Implemented by the International Organization for Migration (IOM), with financial support from the US Department of State Bureau of Population, Refugees, and Migration (PRM), this new campaign is based on a song–#TuVidaCambia—which is, itself, an adaptation of a Venezuelan folk song, Sentir Zuliano*.
The song easily transmits prevention messages during the long and exhausting journeys of refugees and migrants crossing the country who are at risk of becoming victims of human trafficking given their significant levels of vulnerability.
Ana Eugenia Durán Salvatierra, IOM Chief of Mission in Colombia explained: “The new version of the song is performed by the band Vos y yo, formed by Venezuelan migrants residing in Colombia.”
She added: “The adapted lyric and other components of the campaign, including live presentations and printed and digital materials with prevention messages, support our goal to provide relevant information to raise awareness among refugees and migrants on the dangers of being deceived and compelled to work under forced labour conditions, becoming victims of sexual exploitation or mendicity, among other forms of trafficking in persons crimes.”

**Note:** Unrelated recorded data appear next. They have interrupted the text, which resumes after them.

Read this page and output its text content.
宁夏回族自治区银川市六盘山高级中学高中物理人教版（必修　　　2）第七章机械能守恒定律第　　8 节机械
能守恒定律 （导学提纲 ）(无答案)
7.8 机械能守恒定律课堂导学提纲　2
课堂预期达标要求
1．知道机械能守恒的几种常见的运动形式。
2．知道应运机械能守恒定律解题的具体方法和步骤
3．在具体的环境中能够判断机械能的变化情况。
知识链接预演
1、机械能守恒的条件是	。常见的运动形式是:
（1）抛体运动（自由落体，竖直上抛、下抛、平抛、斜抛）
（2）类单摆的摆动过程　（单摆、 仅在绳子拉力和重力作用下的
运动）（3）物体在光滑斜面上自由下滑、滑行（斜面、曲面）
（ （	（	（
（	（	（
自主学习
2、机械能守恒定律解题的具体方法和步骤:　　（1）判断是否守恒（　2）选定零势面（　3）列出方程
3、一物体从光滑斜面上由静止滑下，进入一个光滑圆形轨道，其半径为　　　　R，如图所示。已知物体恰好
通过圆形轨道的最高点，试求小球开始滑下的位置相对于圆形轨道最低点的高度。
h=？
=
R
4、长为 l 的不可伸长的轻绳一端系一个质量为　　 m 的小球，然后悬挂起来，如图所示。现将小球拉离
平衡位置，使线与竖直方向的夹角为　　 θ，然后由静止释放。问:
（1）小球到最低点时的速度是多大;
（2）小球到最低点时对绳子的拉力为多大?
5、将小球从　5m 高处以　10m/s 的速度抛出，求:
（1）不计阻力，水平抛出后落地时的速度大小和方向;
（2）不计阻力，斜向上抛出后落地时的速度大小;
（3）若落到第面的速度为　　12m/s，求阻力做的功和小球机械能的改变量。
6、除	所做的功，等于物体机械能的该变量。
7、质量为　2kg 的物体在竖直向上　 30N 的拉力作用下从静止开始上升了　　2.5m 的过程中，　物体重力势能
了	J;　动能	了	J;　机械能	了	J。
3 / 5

Vos y yo, the band that recorded the track, also travelled between Cúcuta, Colombia, the city on the border with Venezuela, and Bogotá, performing before over 1,000 people in some 20 live shows last week.
Venezuelan refugees and migrants received additional messages to prevent them from falling into human trafficking networks. This crime violates human rights and pursues economic or other benefits by exploiting people, both in and outside Colombia.
As of June 2019, over four million Venezuelans have left their country, with neighboring Colombia thus far their main destination, according to the Coordination Platform for Venezuelan Refugees and Migrants (R4V). As reported by the Colombian Ministry of Foreign Affairs, by 30th April 2019 nearly 1.3 million Venezuelans remain in Colombia.
Ministry of Interior data reveal that between 2013 and 2018, there were 422 cases registered as victims of trafficking in persons in Colombia. Women accounted for 84 per cent of victims and sexual exploitation was the most frequent modality (60%), followed by forced labour (25%). Out of such cases, 58 per cent of the victims were 18 to 30 years of age.
Since the mid 1990s, IOM together with its global partners has provided protection and assistance to nearly 100,000 men, women and children victims of human trafficking for the purpose of sexual and labour exploitation, slavery and other similar practices, such as domestic servitude or organ removal.
Campaign messages may be disseminated and replicated among refugee and migrant communities, with the hashtag #TuVidaCambia.
- Norberto Pirela and Joseito Rodríguez composed the original song Sentir Zuliano.